How ISP sees the HTTPS traffic? [duplicate]
If I am visiting a https
url say https://www.youtube.com/watch?v=7HKoqNJtMTQ
. What exactly my ISP will see ?
Solution 1:
You can always install Wireshark and see what's going out of your Internet-facing network interface for yourself.
This Stack Overflow post gives you specific details. The destination host you are connecting to will be known, as it's part of the certificate involved in the SSL setup. That's the "www.youtube.com" part of the URL. The rest of the specific URL isn't visible to your ISP, but if you are using your ISP's DNS servers, your ISP will be able to know you at least made a DNS lookup to that site. A DNS lookup cannot be tracked back to a specific URL but keep in mind some sites put different types of content on different servers (such as Bing putting all explicit content on its own domain) and that could implicate you. Use a non-ISP DNS such as OpenDNS if you can.
This is assuming you've verified that the certificate presented by the server is the one you are expecting.
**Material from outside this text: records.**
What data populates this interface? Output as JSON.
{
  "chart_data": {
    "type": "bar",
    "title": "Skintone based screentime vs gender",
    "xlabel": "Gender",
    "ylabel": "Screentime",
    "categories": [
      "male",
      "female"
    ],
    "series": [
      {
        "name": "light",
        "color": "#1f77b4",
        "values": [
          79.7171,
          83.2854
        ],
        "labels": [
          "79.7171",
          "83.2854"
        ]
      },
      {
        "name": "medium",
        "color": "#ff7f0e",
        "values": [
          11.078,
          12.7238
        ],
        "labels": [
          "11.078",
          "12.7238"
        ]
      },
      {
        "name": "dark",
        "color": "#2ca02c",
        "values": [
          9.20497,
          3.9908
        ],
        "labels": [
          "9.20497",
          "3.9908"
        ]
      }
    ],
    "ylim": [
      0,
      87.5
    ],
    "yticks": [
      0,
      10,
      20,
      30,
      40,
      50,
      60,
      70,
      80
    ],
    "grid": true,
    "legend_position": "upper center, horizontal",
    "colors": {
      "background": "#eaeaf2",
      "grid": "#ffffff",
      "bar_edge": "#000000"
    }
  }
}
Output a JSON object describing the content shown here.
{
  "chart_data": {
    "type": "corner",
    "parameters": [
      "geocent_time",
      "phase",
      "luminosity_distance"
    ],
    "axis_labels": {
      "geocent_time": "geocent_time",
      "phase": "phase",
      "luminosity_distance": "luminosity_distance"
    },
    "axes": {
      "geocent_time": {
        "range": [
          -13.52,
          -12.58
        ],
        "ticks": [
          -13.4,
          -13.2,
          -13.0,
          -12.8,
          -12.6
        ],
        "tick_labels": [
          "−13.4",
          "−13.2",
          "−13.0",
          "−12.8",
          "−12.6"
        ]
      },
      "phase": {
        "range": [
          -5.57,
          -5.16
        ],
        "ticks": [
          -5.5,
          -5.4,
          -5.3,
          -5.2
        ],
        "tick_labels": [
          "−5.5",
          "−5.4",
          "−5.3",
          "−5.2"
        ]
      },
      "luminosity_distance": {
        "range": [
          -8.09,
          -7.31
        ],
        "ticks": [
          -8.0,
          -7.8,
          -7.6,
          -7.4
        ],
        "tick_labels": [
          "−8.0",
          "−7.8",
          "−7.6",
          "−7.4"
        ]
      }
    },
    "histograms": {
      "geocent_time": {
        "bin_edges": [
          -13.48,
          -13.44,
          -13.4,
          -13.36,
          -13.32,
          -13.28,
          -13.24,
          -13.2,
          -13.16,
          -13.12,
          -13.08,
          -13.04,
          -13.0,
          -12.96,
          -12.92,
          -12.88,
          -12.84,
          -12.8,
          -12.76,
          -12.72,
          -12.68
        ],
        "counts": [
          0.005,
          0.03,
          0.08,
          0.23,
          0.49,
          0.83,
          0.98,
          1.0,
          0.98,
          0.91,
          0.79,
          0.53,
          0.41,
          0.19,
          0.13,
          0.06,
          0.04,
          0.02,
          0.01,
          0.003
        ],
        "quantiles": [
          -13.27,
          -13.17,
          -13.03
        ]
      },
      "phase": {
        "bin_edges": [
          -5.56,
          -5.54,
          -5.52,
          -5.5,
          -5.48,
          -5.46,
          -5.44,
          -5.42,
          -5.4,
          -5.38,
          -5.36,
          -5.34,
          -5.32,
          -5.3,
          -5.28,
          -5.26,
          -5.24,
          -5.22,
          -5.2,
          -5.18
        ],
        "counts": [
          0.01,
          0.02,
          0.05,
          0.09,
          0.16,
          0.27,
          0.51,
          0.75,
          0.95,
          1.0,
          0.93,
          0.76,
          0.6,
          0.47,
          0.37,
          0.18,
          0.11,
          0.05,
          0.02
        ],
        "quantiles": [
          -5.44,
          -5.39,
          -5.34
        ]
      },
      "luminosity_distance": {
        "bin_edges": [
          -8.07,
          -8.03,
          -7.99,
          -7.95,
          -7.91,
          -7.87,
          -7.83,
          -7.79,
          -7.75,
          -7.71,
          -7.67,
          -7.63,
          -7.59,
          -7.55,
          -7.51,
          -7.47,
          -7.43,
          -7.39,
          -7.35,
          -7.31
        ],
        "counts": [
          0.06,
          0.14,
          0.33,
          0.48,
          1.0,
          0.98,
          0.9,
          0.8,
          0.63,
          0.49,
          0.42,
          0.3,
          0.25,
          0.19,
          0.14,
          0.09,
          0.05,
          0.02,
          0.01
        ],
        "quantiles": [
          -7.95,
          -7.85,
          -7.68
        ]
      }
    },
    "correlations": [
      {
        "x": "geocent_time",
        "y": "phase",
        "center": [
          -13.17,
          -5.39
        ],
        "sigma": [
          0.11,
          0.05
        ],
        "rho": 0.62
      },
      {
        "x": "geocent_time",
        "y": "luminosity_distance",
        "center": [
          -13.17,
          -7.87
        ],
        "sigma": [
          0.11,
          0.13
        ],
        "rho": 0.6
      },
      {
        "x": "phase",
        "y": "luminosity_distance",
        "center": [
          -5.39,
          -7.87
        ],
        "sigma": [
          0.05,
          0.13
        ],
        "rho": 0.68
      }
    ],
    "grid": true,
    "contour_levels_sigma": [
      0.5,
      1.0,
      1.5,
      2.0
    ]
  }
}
SSL proxies (i.e. "man-in-the-middle") are possible but they will substitute a different certificate - which is on you to check for, especially if the substituted certificate is part of the plethora of "trusted root certificates" recognized by most browsers.
Solution 2:
wildcard attack
If the ssl certificate of the destination site is compromised, e.g. by a wildcard certificate owned by a 3rd party, the confidentiality can be compromised on the way to the destination side. (e.g. see this article)
company use case
If your ISP is your company, all your traffic may become visible for the company.
Think about a setup, there an additional root certificate owned by the company is deployed to the browser key store. Using this certificate the attack described is easily possible.
In this case a ssl enabled reverse proxy like squid can be used to crack up your encrypted connection.
This is under some circumstances a valid setup, because it allows the use of security systems (e.g. malware scanner) also for ssl encrypted traffic.
The use of such a setup depends on legal restriction in the specific county. In Germany the "Betriebsrat" (employees representatives) have to acknowledge this.